FW: [PATCH] af_packet: flush complete kernel cache in packet_sendmsg

Tue Sep 6 05:44:23 EDT 2011

On Fri, Sep 02, 2011 at 12:49:47PM -0400, chetan loke wrote:
> On Fri, Sep 2, 2011 at 11:31 AM, Phil Sutter <phil.sutter at viprinet.com> wrote:
> 
> > So far we haven't noticed problems in that direction. I just tried some
> > explicit test: having tcpdump print local timestamps (not the pcap-ones)
> > on every received packet, activating icmp_echo_ignore_all and pinging
> > the host on a dedicated line. I expected to sometimes see a second
> > difference between the two timestamps, as like with sending from time to
> > time a packet should get "lost" in the cache, and then occur to
> > userspace after the next one arrived. Maybe my test is broken, or RX is
> > indeed unaffected.
> >
> 
> You will need high traffic rate. If interested, you could try
> pktgen(with varying packet-load). Keep the packet-payload under 1500
> bytes (don't send jumbo frames) unless you have the following fix:
> commit cc9f01b246ca8e4fa245991840b8076394f86707

Hmm. I don't really get your point here: with higher traffic rates, the
bug should be even harder to identify. Assuming the same behaviour as
for TX, of course. There are no packets lost, just not immediately
transmitted (or never, if it's the last packet to be sent). This is how
it goes:
1) userspace places packet into TX_RING, calls sendto()
2) kernel does not see the packet, reads TP_STATUS_AVAILABLE for the
   given field from the cache
3) userspace places second packet into TX_RING (after the first one,
   since it knows it's there)
4) something happens that makes caches flush
5) userspace calls sendto()
5) kernel sees two packets to be transmitted, sends them out

So analogous for RX, this should mean:
1) tcpdump runs pcap_loop() (which, according to strace, calls poll()
   with a timeout of 1s)
2) kernel receives packet, puts it into RX_RING, sets POLLIN
3) tcpdump's poll() returns, but an unmodified RX_RING is seen
4) something happens that makes caches flush
5) (2) happens again
6) tcpdump's poll() returns, two packets are seen in RX_RING

My tests on TX-side show that this "something that makes caches flush"
actually happens quite frequently. But nevertheless, when receiving a
packet once a second, I'm expecting to occasionally see no packet in two
seconds, and then two in the following. The higher the packet rate, the
harder it should be to notice this phenomenon.
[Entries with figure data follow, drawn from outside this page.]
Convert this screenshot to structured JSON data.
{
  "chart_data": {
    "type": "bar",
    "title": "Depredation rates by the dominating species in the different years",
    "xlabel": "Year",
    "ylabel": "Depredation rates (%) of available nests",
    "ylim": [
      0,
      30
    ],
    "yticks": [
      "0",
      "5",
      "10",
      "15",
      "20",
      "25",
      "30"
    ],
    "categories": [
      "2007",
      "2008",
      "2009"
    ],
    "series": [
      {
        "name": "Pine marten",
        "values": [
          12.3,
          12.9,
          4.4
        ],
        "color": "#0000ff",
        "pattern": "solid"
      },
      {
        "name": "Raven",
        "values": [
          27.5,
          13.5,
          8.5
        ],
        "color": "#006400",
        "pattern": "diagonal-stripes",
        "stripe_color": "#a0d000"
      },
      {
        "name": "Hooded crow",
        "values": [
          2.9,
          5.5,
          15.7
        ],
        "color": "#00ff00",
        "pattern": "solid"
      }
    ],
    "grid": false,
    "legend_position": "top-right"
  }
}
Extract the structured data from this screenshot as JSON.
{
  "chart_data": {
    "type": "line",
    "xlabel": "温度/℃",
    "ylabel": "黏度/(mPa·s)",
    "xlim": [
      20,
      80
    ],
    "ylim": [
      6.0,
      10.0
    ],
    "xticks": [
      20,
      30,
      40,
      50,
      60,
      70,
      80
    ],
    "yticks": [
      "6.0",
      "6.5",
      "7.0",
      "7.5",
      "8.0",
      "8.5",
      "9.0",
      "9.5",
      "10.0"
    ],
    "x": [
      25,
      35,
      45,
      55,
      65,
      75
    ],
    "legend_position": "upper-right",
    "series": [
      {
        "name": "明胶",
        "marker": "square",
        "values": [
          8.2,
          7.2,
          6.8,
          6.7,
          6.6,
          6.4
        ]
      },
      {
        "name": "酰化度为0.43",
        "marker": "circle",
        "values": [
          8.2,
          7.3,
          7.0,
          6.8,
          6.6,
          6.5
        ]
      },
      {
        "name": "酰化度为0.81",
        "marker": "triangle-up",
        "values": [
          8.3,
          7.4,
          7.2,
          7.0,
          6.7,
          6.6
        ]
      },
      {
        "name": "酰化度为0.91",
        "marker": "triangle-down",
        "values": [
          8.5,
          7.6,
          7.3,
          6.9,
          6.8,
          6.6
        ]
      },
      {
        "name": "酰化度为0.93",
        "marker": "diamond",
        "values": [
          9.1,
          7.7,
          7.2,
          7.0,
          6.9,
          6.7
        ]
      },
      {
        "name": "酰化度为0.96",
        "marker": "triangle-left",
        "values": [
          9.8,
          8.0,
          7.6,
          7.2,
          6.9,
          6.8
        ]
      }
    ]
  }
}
> Your Tx path is working because flush_cache_call gets triggered before
> flush_dcache_page. On the Rx path, since you don't have that
> workaround, you will eventually(it's just a matter of time) see this
> problem.

So you say if I called flush_cache_all() _after_ flush_dcache_page() it
wouldn't work?

> Or, delete your patch and try this workaround (in
> __packet_get/set_status) and you may be able to cover both Tx and Rx
> paths.

Oh great, thanks a lot for improving my ugly hacks! :)

Greetings, Phil